La Division des Nations : Le Règne de l’Interopérabilité Américaine

Le président américain Donald Trump a lancé un projet révolutionnaire pour redéfinir les relations internationales, avec la création du Board of Peace. En remplaçant officiellement l’Organisation des Nations Unies, cette initiative promet de moderniser la gouvernance mondiale en privilégiant les intérêts pratiques plutôt que les valeurs universelles.

Ce dispositif a immédiatement été mis à l’épreuve dans le contexte de Gaza, où cinq pays — Indonésie, Maroc, Kazakhstan, Kosovo et Albanie — ont annoncé leur participation à une force internationale de stabilisation. Les États-Unis ont également engagé un don de 10 milliards de dollars au Conseil de paix, malgré l’absence d’explication sur la source financière de cet engagement.

Cette nouvelle approche a suscité des réactions divisées.

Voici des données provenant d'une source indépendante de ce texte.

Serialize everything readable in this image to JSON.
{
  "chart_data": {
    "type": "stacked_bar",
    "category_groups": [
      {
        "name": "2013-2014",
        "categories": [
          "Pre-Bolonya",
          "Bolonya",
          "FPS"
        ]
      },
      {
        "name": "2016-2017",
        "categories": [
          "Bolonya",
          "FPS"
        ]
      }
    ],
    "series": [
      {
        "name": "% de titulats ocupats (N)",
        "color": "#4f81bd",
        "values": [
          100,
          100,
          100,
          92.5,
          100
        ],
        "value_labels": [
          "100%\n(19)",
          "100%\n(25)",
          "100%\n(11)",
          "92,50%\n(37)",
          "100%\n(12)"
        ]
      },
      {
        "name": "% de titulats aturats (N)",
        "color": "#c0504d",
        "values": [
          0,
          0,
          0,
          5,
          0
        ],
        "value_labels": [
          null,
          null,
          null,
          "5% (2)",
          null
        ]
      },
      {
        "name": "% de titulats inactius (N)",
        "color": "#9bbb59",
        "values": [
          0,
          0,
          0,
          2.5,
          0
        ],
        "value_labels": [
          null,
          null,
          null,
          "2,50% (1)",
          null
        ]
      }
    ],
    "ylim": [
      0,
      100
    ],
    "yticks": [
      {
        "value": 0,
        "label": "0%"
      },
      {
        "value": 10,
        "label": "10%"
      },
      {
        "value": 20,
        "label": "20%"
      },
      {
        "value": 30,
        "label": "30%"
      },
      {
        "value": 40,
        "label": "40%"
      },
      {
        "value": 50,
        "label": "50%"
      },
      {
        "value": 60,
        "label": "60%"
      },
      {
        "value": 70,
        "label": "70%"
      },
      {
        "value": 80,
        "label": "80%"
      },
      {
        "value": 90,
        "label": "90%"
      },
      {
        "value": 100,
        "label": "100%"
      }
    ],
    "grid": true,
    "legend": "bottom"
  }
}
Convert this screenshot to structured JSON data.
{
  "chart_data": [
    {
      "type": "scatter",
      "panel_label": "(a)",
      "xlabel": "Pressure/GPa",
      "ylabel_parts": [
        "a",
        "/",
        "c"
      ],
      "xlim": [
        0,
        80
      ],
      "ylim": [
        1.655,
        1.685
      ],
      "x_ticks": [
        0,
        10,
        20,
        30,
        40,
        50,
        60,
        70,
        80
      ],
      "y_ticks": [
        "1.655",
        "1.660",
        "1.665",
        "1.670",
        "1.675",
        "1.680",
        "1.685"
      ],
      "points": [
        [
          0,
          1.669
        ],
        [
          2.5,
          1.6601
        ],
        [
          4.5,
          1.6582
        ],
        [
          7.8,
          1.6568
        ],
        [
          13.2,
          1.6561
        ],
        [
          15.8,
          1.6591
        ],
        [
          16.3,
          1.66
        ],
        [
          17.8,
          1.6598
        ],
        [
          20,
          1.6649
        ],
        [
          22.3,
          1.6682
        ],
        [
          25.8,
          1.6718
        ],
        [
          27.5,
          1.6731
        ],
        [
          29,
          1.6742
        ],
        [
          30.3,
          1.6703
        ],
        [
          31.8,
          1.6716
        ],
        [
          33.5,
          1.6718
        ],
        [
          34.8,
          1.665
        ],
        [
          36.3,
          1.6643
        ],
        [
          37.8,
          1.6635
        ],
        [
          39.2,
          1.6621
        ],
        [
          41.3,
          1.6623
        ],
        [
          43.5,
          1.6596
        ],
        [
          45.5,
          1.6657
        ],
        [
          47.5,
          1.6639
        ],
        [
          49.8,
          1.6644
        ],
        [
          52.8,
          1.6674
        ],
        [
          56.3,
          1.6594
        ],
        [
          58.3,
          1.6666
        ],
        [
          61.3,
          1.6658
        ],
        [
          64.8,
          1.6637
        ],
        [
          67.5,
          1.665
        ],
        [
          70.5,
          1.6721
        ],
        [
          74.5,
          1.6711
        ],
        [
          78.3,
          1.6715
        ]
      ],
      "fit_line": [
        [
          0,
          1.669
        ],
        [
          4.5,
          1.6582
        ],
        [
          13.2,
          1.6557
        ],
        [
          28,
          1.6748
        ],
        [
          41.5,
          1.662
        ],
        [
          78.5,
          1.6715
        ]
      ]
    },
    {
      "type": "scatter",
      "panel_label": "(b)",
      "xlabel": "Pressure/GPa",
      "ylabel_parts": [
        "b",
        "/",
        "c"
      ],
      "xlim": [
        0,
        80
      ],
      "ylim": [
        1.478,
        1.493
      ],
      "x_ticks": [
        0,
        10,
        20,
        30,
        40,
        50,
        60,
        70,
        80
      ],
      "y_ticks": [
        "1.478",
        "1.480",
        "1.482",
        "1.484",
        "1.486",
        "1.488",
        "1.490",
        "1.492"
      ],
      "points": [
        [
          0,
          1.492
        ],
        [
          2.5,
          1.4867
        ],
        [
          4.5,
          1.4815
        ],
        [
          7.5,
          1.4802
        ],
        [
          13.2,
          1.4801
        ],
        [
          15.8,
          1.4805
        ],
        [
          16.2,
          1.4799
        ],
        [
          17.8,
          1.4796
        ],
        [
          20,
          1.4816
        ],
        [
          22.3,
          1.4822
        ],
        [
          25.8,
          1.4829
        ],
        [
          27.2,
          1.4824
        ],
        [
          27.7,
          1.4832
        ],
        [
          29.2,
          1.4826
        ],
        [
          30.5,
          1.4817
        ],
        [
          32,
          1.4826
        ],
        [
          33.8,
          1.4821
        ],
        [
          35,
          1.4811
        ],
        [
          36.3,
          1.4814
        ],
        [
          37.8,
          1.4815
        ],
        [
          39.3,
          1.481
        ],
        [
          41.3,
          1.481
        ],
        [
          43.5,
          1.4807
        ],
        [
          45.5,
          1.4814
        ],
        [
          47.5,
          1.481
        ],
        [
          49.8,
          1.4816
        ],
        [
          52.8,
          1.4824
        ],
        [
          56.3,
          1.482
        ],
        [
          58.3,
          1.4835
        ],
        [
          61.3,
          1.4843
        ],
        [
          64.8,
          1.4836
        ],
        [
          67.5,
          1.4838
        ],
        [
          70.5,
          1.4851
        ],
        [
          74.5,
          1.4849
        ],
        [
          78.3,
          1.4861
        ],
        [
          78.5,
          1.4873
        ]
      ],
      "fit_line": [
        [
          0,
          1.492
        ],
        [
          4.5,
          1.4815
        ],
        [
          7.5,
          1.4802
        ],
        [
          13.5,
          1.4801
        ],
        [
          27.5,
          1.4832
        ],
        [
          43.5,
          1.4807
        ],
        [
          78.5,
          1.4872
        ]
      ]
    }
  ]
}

Certains analystes alertent sur le risque d’une hiérarchisation mondiale où les nations seraient classées selon leur adhésion aux normes américaines, tandis que Cornel West, dans un commentaire perçant, qualifie ce système de « colonialisme ancien ». Les conséquences pratiques sont déjà en cours : les zones non conformes à l’interopérabilité américaine pourraient être associées à des groupes comme Hamas, entraînant des sanctions économiques et une fragmentation accrue.

Le monde entier se confronte désormais à une question essentielle : dans ce nouveau cadre, quelles nations s’aligneront sur l’américanisme et quels pays choisiront la résistance ? Ce changement de modèle international, malgré son ambition, menace d’entraîner un éclatement des relations globales. Les décisions à venir détermineront si ce système fera une paix durable ou une division inévitable entre deux camps incompatibles.